On former prime minister Lal Bahadur Shastri's death anniversary, when Prime Minister Manmohan Singh said Shastri was a person who could not accept a slur on his integrity, however slight, and gave up the railway ministership following an accident that wasn't remotely his responsibility, observers thought this was a signal to Lalu Prasad to follow suit.
 
For obvious reasons, Prasad ignored the hint "" he could afford to, with 24 MPs under his belt.
 
It became clear at that moment that it was not resources, it was not winning acceptability in the Congress party, but management of the UPA coalition that has been the biggest challenge before the PM for the last one year and will continue to dog him for another four.
 
The prime minister is working under three kinds of coalition pressures: ideological, represented by the Left which has cast subtlety aside and as CPI(M) MP Mohammad Salim pointed out at the annual meeting of CII, is conscious that the government is in power only so long as the Left continues to support it.
 
The second is the compulsion of staying in power which means the lowest common denominator of keeping the government afloat has to be very low.
 
Some ministers, like the Telengana Rashtra Samiti's K Chandrashekhar Rao, are aware that they cannot be sacked no matter what they do or don't do, leaving the PM with nothing more than moral authority to use as a whip.
 
The third is the Congress party ministers themselves for whom undermining the PM matter little if their politics is at stake.
 
It is not that the government is completely hostage to the Left.
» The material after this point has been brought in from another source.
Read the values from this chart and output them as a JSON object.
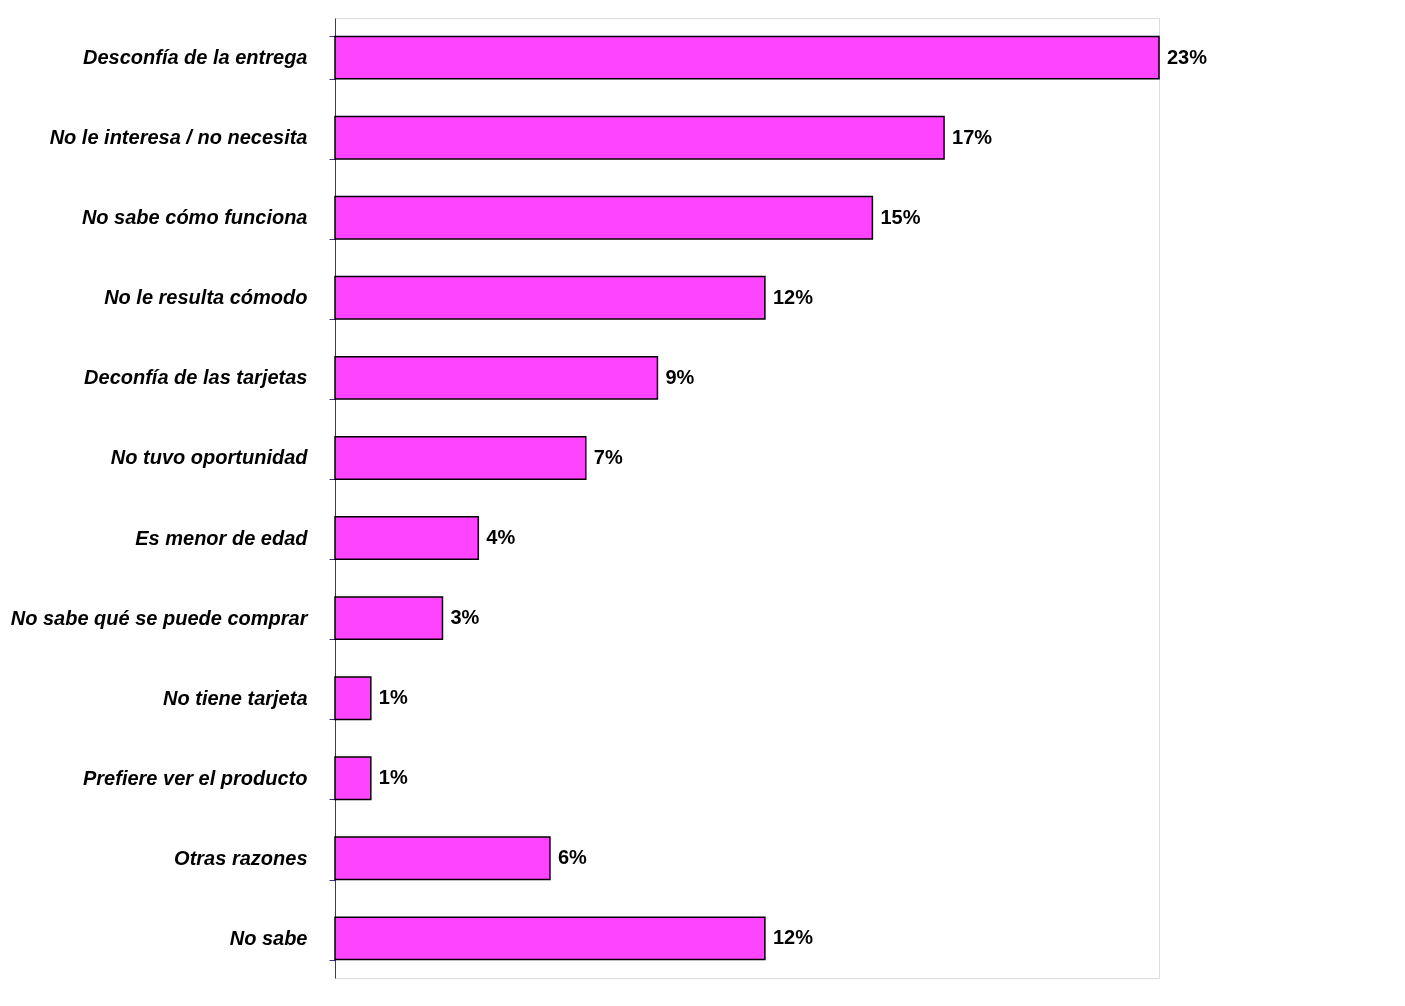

FDI caps in telecom have been raised and airports have been privatised.
 
But the impression that the pace of economic reform is slow, halting and painful is lost on no one.
 
For many investors, the pace confirms their worst fears. In one year, therefore, the PM has been less than successful in image management.
 
Repeated obstructions of Parliament by the Opposition reinforces the impression that from the 1980s slogan of the Congress being a government that works, it has now become a government that works when it feels like it.
 
The time it took to remove Jharkhand Mukti Morcha's (JMM) Shibu Soren from his post was the starkest reminder of the helplessness of leading a coalition.
 
Soren resisted resigning till the very end and it took all manner of threats to secure the crucial letter, with hours left for the Supreme Court mandated time limit for a trial of strength to lapse.
 
Congress President Sonia Gandhi candidly admitted that Jharkhand represented a series of mistakes, but the damage it did to the image and authority of the PM was the worst.
 
Ministers from his own party defer to the prime minister but it is the world's worst kept secret that it was his party that defeated Manmohan Singh when he contested the Lok Sabha elections for the first and only time in 1999 from South Delhi.